Calle de Clavellinas. ¡Ayuda!

Escribo a este periódico como vecino de este barrio, vecino que actualmente está sumido en la desesperación. Hace tres años me mudé tras la parroquia de San Ignacio de Loyola, un lugar aparentemente tranquilo y recogido, en un barrio que siempre me ha gustado. Fui a ver el piso al que nos fuimos de alquiler al mediodía, por lo que no me percaté de lo que ojalá hubiera visto: me hubiera ahorrado un estado de ánimo que es difícil de describir y que supongo que, si tiene un nombre, es depresión.
¿Han pasado alguna vez por ahí? Hay un garaje justo en esa esquina. Miren las ventanas que lo rodean: nadie se asoma, apenas están abiertas, sin luces y muchas sin habitar. Y no me extraña: no es habitable, ojalá pudiera yo irme también a otro lado, pero no puedo.


Todos los días, un grupo de entre 5 y 15 “señores” de entre 18 y 30 años, sin oficio ni beneficio, se reúnen allí. Hay un parque al lado, pero ellos se reúnen allí porque apenas pasa gente, ni tráfico. En dos años no he visto tampoco un solo policía que se haya parado a hablar con ellos.

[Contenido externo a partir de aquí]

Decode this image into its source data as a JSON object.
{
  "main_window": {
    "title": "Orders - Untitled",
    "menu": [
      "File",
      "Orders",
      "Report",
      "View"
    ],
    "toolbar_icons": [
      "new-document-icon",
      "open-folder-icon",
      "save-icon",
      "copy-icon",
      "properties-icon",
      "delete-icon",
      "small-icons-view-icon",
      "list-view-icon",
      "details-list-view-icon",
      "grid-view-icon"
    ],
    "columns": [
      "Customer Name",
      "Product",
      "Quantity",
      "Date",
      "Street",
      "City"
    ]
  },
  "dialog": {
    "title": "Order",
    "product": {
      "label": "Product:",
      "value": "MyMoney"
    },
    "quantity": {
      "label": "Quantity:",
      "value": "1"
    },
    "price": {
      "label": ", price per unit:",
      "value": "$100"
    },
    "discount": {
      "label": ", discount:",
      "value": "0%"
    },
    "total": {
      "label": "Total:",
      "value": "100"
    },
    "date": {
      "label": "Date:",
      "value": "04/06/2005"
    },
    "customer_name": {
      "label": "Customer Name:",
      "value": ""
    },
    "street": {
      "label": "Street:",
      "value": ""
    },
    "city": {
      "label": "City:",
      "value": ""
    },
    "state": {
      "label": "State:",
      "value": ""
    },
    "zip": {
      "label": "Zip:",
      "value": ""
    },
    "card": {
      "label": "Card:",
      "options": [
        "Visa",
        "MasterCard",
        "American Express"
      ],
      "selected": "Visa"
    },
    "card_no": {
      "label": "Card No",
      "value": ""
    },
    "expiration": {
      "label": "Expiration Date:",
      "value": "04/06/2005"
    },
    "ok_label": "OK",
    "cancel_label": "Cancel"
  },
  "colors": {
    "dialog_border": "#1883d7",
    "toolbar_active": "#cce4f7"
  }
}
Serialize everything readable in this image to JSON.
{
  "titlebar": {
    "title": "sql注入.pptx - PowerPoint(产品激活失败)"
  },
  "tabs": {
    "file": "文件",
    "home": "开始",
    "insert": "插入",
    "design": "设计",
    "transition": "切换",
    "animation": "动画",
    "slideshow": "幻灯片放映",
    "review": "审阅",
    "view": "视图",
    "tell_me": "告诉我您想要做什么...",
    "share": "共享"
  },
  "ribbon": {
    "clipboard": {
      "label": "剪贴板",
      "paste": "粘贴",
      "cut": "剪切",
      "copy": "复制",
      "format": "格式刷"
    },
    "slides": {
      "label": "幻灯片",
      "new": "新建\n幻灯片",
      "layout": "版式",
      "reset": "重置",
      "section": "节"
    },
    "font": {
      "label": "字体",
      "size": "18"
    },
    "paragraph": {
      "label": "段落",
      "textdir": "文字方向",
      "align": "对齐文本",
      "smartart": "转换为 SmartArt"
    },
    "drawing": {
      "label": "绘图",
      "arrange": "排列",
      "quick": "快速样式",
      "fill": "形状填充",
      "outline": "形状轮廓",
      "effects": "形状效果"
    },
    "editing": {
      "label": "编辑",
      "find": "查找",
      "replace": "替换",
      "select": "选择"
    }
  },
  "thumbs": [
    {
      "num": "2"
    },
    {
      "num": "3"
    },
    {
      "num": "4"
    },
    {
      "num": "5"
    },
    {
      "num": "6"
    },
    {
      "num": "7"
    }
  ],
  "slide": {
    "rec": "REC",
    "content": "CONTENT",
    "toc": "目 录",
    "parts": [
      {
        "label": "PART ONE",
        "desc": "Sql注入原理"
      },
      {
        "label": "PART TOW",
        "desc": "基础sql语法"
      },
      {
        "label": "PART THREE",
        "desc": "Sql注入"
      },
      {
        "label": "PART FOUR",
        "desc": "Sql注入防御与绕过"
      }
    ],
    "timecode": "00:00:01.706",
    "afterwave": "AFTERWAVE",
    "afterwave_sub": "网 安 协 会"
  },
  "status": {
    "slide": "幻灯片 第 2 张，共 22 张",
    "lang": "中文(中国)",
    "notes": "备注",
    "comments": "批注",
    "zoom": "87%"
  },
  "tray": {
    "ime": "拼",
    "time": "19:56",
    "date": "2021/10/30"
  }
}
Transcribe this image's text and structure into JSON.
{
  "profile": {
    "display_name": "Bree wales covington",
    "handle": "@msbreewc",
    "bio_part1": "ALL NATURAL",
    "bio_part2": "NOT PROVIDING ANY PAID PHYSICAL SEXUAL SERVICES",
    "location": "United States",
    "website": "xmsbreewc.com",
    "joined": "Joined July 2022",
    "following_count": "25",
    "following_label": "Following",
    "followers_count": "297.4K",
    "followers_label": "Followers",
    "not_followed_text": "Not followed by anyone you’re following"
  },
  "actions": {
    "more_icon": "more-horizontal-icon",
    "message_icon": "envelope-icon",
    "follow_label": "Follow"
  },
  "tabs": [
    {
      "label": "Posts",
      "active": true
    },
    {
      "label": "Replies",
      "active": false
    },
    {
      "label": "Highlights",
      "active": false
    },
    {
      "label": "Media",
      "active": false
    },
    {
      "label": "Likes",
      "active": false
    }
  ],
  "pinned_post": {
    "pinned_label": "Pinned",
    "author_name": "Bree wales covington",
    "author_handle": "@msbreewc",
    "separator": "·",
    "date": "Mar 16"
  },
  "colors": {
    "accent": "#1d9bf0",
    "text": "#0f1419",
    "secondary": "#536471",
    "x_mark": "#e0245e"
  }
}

Lo dicho, todos los días tengo debajo de mi ventana entre cuatro y seis horas a un grupo de jóvenes que se dedican a hablar, muchas veces a gritar (¿no hay un límite de decibelios permitido?) y fumar (no daré más detalles), y yo no puedo ya estar en casa tranquilo. Porque no es esporádico, es al menos cinco de cada siete días de cada una de las semanas de los tres años que llevo viviendo aquí. ¿Hay algo que se pueda hacer?, necesito alguna clase de justicia, necesitamos dormir, mi familia y yo. Necesitamos descansar y volver a sonreír al llegar a casa.